Monday, June 20, 2016

Public vs. private board oversight: policing those naughty corporate executives

Justin Fox has recently fired off another broadside in the war that has been raging among certain circles, decrying iniquities visited by incentive-based CEO compensation schemes on those deemed to be stakeholders: shareholders, employees, customers, even society at large, natch. Many commenters have noted the many perceived injustices that result from high CEO compensation, while others pointed out issues inherent in corporate governance because of the principle-agency problem. Fox in effect throws in the towel by claiming that boards have no capacity to control executive behavior and, furthermore, implying that whatever function they exert is nothing more than a fig leaf to conceal management self-interest.



Before we rush off to cry defeat in the face of all these contradictions, however, it would behoove us to reflect upon a few basic principles of business. First, and I know that this is controversial, but it is nonetheless a fact, almost by definition: there are no stakeholders in a corporation - only shareholders. Now, before you stop reading here and go searching for your pitchfork, consider instead that maximizing value to the shareholders is rarely possible amid employee misery, customer dissatisfaction or great social outrage. Once we, reluctantly, accept that maximizing shareholder value is a corporation's sole function, we can remove our blinkers to begin examining how boards can ensure its success.

It is undeniable that many public (and some private) corporation boards have failed to protect shareholders from the conflicts of interest inherent in agency relationships that they have with CEOs. However, it would behoove us to reflect that private-equity portfolio-company boards have quite well demonstrated a high degree of effectiveness in harnessing managements to benefit their owners.

The most important question that this dichotomy implies is: why have public corporation boards proved to be so much less effective in representing shareholder interests. The answer is, self-evidently, that buyout shops appoint directors whose incentives are solely tied to the value of the companies. By contrast, public company directors are hired not by the mass of shareholders, periodic proxy votes notwithstanding, but rather by the managements, to whom directors owe their allegiance, seats and compensation, so reinforcing the conflict of interest between owner and agent.

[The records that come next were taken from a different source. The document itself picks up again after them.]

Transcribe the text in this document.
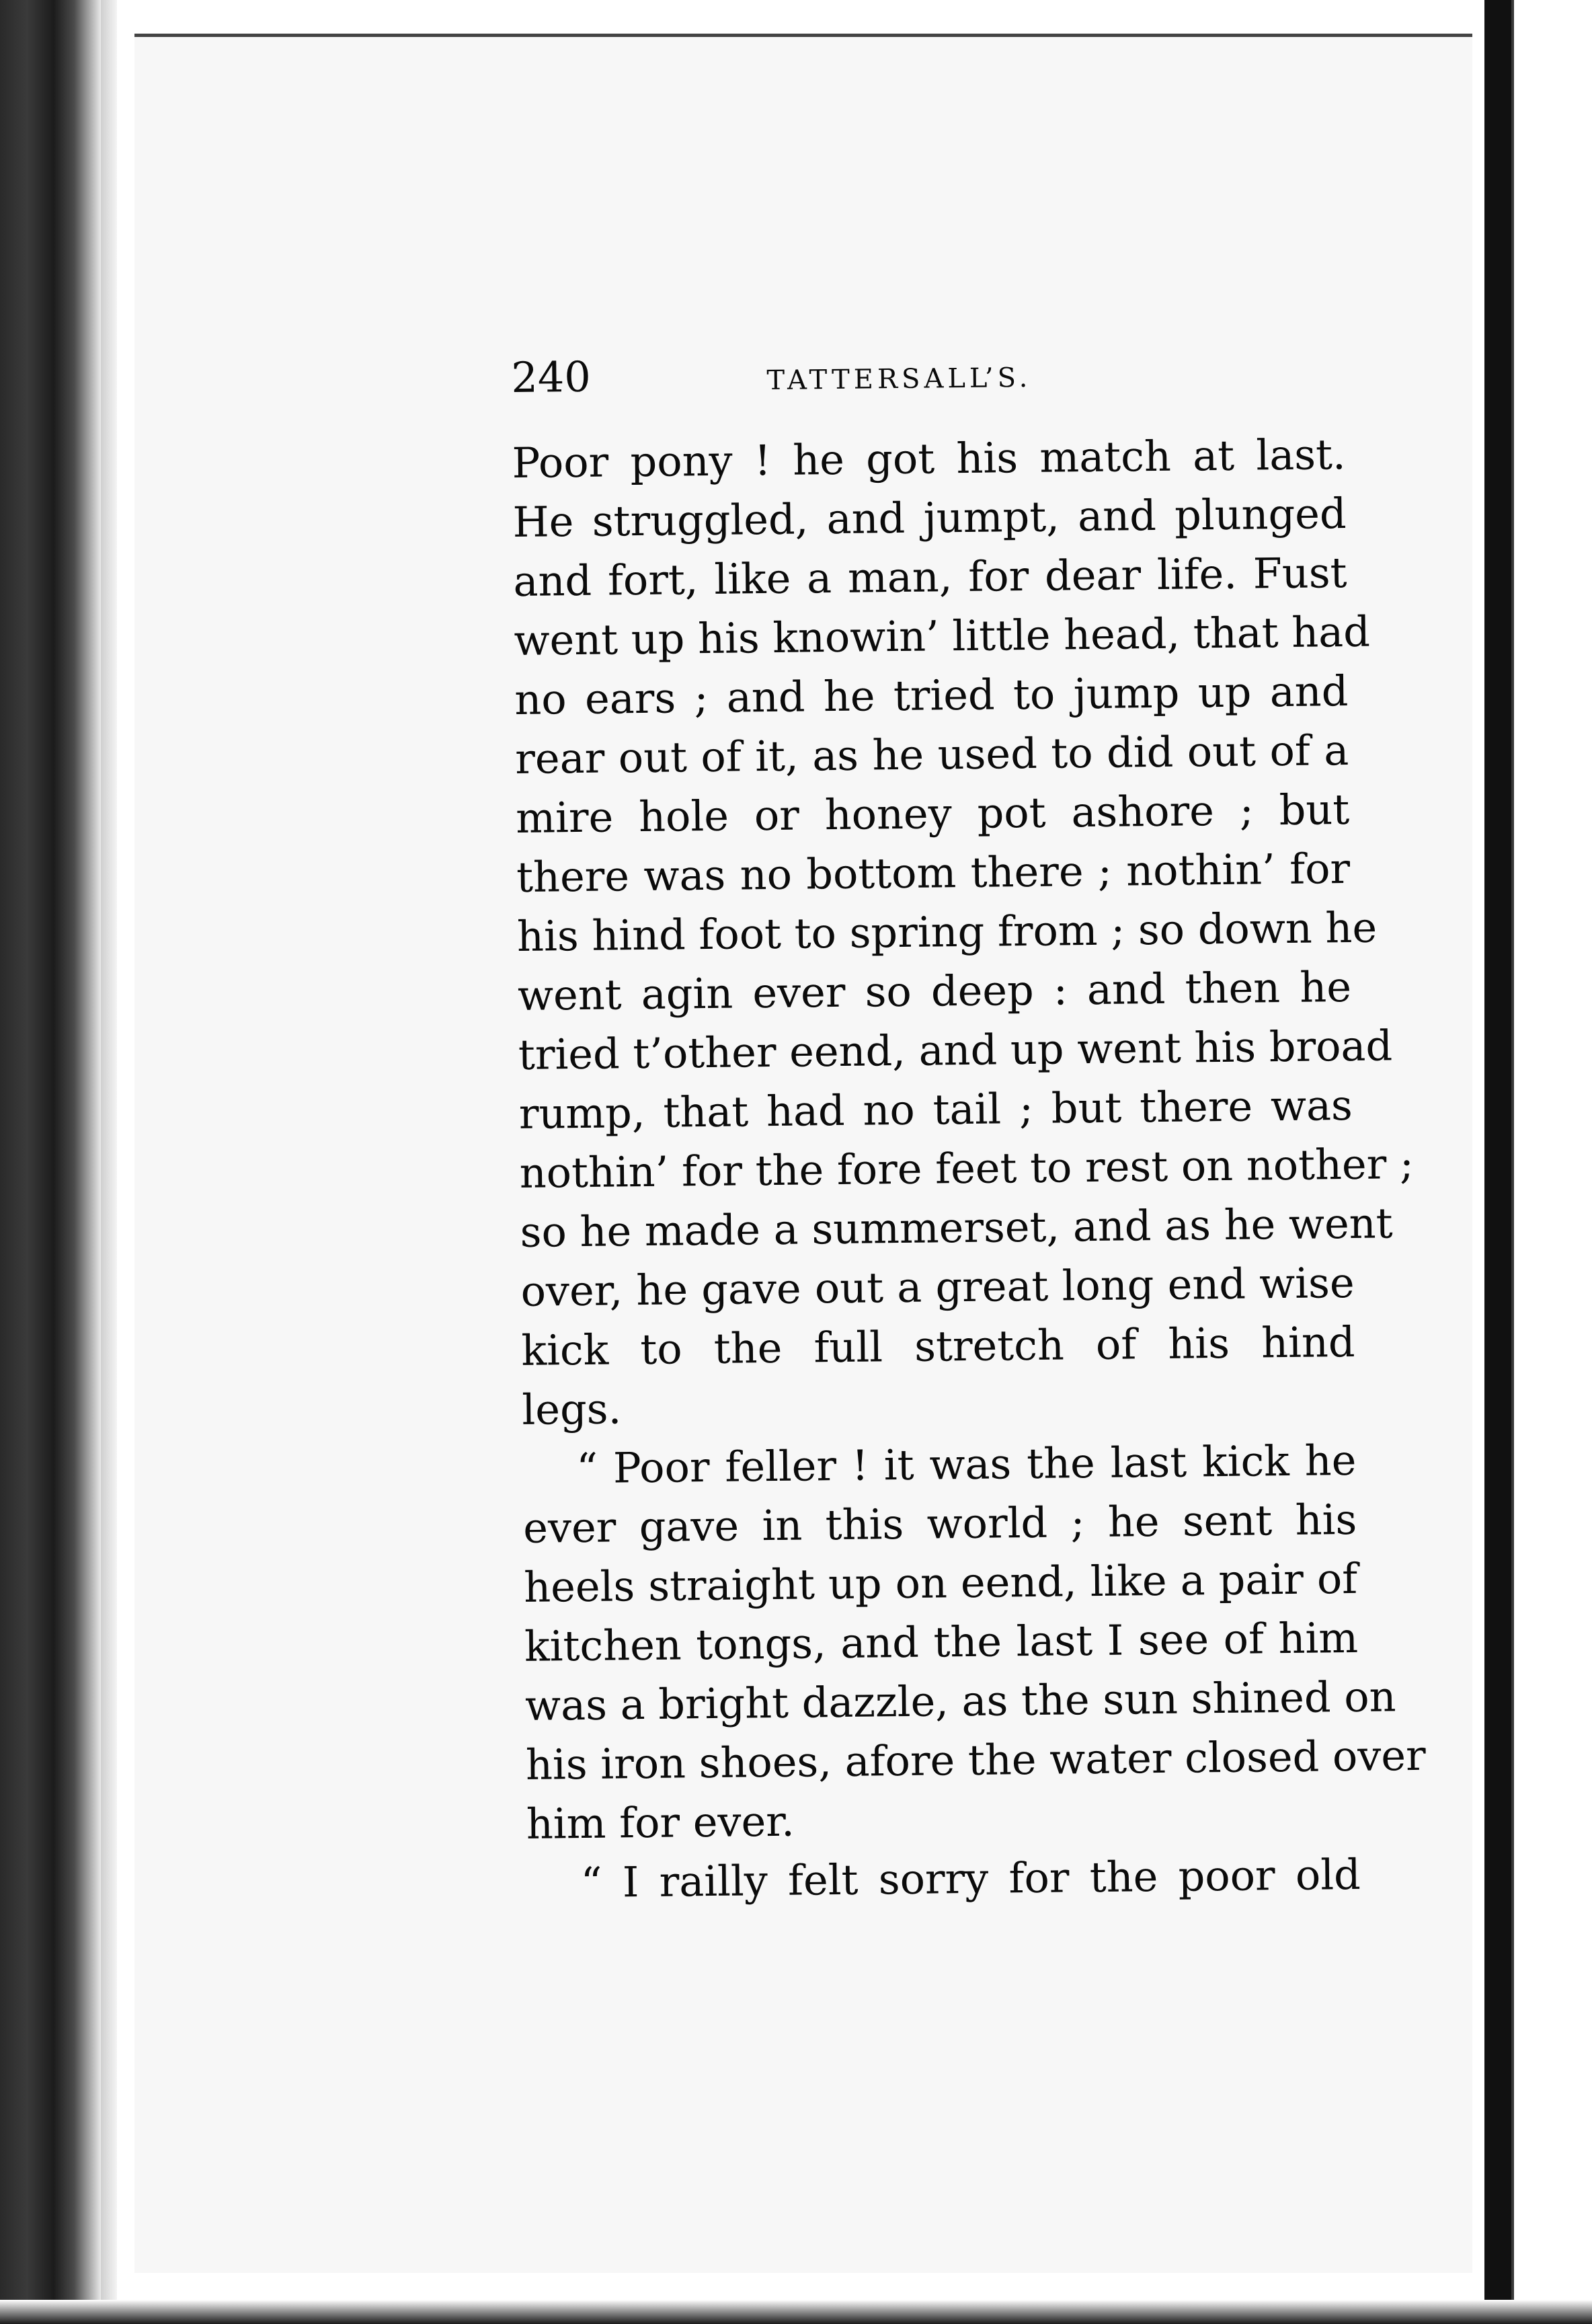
240	TATTERSALL’S.
Poor pony ! he got his match at last.
He struggled, and jumpt, and plunged
and fort, like a man, for dear life. Fust
went up his knowin’ little head, that had
no ears ; and he tried to jump up and
rear out of it, as he used to did out of a
mire hole or honey pot ashore ; but
there was no bottom there ; nothin’ for
his hind foot to spring from ; so down he
went agin ever so deep : and then he
tried t’other eend, and up went his broad
rump, that had no tail ; but there was
nothin’ for the fore feet to rest on nother ;
so he made a summerset, and as he went
over, he gave out a great long end wise
kick to the full stretch of his hind
legs.
“ Poor feller ! it was the last kick he
ever gave in this world ; he sent his
heels straight up on eend, like a pair of
kitchen tongs, and the last I see of him
was a bright dazzle, as the sun shined on
his iron shoes, afore the water closed over
him for ever.
“ I railly felt sorry for the poor old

Conflicts of interest are, of course, not limited to the relationships among shareholders, managements and boards, but let us restrict ourselves to a manageable scope of topic. Of the remedies proposed to the conflict such as tying CEO compensation to return on equity or capital in preference to share value, restricting executive pay to arbitrary metrics, or corporate social responsibility initiatives, none have a realistic hope of effecting changes beyond just optics for the simple reason that it is the very boards whose allegiances are already so compromised who would be tasked to implement them.

More realistically than expecting boards to act against their own interests, we should instead be seeking to change their behavior by altering incentives. I hereby challenge both large shareholders and business regulators to consider how pubic boards might be made to function more like their private cousins.

Unfortunately, developments have rather been in the direction opposite to that of interests of shareholders. Anti-takeover devices that protect managements from corporate raiders who might otherwise take advantage of their folly have been allowed to stand. Rather than offering relief through rule-making or through legislation to reverse some of these management protections, instead we see a doubling down on protections for incumbents. Proxy vote rules continue to be governed almost entirely through bylaws, empowering managements at the expense of owners. Activist hedge funds have had some success in getting some companies to alter their strategies, but just as often they have failed.

As things stand today, it is really only up to the large shareholders to pool enough of their votes to install boards that protect their interests in preference to those of the managements and to lobby for rule-making for legislation to take shareholder interests more seriously. Let us then hope that we will enjoy the fruits of their labors in our lifetimes.